It’s important to inspire the students, to remind them of where they come from, to see themselves in it, in order to hold their attention and interest.
“People say our art is never going to be like our ancestors, but how could they say that? I got four different super people I come from… If you really learn it, learn how creative they were with everything,” Lyle says.
“That’s all we’re doing is carrying on their work,” says Alvin Mack, Lyle’s father, and one of the most celebrated Nuxalk artists today. Alvin also taught at the Acwsalcta School for 21 years. “This is the way I seen it when I came in… first, you have to understand the culture.”
“This is what they can learn here. This is what they get from this room,” Lyle responds.
The more you understand, the stronger your art
Like his father, Lyle attended the Freda Diesing School of Northwest Coast Art at the Terrace campus for two years after completing the Visual Arts program at Camosun in Victoria.
“I went up North and they’re like, you gotta do our style, you already know your style, do ours. I understood the concept too, because that’s what my dad taught me when I went to Victoria — the more you understand about art all over the world, it’s only going to make yours stronger,” he says.
Nuxalk art, style and form are distinct in many ways, from the use of blue paint to the humanoid of the masks, Alvin Mack says in a separate interview in his carving shed. Lyle says he sees the difference in “the realism, the depth” of Nuxalk masks.
The more Lyle hears about and researches Nuxalk and other art and design techniques, the more encouraged he is to pass on what he’s learning. He hopes that his students will one day take over his job, that’s how he knows he’s doing what he’s meant to, he says.
Lyle shares other local artists’ work as well, like Nuxalk artist Danika Saunders who has grown her business drawing, designing and doing traditional hand-poke tattoos, based in the valley.

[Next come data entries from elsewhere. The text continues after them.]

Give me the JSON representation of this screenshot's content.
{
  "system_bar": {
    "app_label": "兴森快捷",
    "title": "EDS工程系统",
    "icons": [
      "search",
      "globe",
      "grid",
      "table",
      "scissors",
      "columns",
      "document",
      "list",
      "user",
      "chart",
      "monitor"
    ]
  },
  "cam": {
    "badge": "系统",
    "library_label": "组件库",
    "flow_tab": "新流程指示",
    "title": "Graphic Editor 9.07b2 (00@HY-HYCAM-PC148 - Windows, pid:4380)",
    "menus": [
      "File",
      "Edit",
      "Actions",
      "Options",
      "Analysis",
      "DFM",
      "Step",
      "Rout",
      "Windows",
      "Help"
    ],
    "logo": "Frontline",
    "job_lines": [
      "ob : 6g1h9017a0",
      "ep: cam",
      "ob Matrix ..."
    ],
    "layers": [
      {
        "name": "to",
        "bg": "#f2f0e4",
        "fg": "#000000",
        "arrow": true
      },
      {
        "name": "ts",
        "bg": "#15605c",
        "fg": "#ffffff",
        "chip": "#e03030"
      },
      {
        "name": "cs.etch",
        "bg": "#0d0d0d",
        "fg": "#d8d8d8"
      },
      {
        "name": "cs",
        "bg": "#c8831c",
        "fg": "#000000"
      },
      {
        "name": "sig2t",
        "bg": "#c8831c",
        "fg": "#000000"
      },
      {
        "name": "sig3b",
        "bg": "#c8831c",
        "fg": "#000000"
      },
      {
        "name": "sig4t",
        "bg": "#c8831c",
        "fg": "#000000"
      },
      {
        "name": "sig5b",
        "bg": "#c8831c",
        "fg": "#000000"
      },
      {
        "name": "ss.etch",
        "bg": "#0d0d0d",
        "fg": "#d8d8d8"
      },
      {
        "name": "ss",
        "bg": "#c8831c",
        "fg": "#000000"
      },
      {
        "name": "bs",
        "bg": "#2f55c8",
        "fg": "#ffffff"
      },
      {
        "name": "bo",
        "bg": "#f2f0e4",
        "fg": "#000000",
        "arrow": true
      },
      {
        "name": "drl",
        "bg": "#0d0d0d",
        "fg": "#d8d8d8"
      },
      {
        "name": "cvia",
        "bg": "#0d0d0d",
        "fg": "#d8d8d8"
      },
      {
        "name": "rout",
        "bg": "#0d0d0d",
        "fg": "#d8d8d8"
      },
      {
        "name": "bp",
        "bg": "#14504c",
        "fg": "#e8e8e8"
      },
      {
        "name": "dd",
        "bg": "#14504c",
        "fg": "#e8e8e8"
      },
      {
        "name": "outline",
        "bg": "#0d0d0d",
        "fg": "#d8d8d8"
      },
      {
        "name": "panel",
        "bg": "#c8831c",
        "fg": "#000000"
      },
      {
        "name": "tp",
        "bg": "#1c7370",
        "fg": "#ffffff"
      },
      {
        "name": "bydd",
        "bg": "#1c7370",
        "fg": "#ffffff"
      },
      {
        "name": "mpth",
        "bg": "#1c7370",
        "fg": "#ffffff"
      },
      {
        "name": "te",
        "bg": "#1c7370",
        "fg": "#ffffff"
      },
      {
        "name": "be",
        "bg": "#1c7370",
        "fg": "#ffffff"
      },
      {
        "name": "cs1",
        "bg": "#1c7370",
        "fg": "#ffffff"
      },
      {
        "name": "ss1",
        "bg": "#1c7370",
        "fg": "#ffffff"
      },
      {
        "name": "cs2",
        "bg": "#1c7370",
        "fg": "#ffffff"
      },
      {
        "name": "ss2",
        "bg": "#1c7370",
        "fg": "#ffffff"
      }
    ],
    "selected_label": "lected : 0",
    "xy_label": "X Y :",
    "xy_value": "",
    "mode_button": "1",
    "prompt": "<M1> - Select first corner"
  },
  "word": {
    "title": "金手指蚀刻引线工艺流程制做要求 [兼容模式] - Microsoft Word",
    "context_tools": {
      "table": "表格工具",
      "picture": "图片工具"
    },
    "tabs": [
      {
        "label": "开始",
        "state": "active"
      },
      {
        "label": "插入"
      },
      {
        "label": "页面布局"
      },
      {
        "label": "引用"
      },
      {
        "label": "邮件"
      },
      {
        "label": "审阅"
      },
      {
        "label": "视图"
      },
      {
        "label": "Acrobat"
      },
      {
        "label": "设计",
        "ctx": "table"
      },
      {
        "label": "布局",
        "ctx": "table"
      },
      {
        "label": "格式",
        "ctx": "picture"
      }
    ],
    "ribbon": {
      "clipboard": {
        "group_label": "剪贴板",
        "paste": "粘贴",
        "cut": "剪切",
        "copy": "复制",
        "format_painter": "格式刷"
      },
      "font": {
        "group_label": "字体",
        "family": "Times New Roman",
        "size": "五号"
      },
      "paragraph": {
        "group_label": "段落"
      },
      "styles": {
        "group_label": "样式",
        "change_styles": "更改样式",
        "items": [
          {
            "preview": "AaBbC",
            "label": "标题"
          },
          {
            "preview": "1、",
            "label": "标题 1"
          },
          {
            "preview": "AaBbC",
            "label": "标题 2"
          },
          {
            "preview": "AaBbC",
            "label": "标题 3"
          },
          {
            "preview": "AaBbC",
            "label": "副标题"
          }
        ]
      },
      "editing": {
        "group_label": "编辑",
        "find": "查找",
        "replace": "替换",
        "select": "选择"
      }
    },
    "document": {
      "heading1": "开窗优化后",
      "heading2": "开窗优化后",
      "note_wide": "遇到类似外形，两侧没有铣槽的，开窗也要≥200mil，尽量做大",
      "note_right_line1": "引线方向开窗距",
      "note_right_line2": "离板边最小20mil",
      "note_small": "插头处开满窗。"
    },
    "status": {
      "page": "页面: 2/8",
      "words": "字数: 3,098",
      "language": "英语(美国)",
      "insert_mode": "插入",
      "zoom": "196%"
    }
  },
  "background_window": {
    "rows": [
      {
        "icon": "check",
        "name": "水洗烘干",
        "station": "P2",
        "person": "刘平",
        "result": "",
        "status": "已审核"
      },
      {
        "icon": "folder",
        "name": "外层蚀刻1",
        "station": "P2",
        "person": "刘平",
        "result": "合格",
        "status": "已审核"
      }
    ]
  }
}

He posts photos by Haida artist Corey Bulpitt on the wall of his class and talks about the ways Indigenous artists are pushing the limits, expanding on their ancestors’ visions.
‘It’s in our children’
Lyle has been teaching his classes about Rembrandt, a famous Dutch Golden Age painter, “all the pigments he would get, how special they were, how rare they were back then,” Lyle says. But he’s also speaking about the materials sourced from Nuxalk territories, hiking around and working with the shop and metal teacher who has also been providing culturally-relevant classes, teaching students how to make mini copper shields and shape stones.
“Sometimes we don’t realize how far we are ahead in an area. I see changes with Josh’s program and with mine, what we can weave together,” Lyle says. He felt like it took a long time to get to where he is, to have an appreciation for the way he teaches art, inspiring a new generation of Nuxalk artists.
“Everyone is super talented,” he says. He sees it in them, their focus, passion and drive. “Now that they have that foundation, they’re all good painters. ‘Now you look at our masks,’ I tell them, ‘all the paint that’s on them, that’s your belonging right there, that’s why you can do what you’re doing.’”
While technology can be a distraction, keeping youth from being outside, doing what Lyle and his siblings did growing up hiking their mountain, fishing, canning, hunting, carving, drawing, it can also be used as a useful tool, he says. He often gives the students a 20-minute break when he sees they’re losing focus, tells them to do what they need to and then comes back to the lesson.
“You got your phone, that’s your library, it can be an amazing tool if used properly,” he says. “Now that they are getting a head start, it’s these last years of encouraging them to do something with their life. It’s in our children, just like the Elders said.”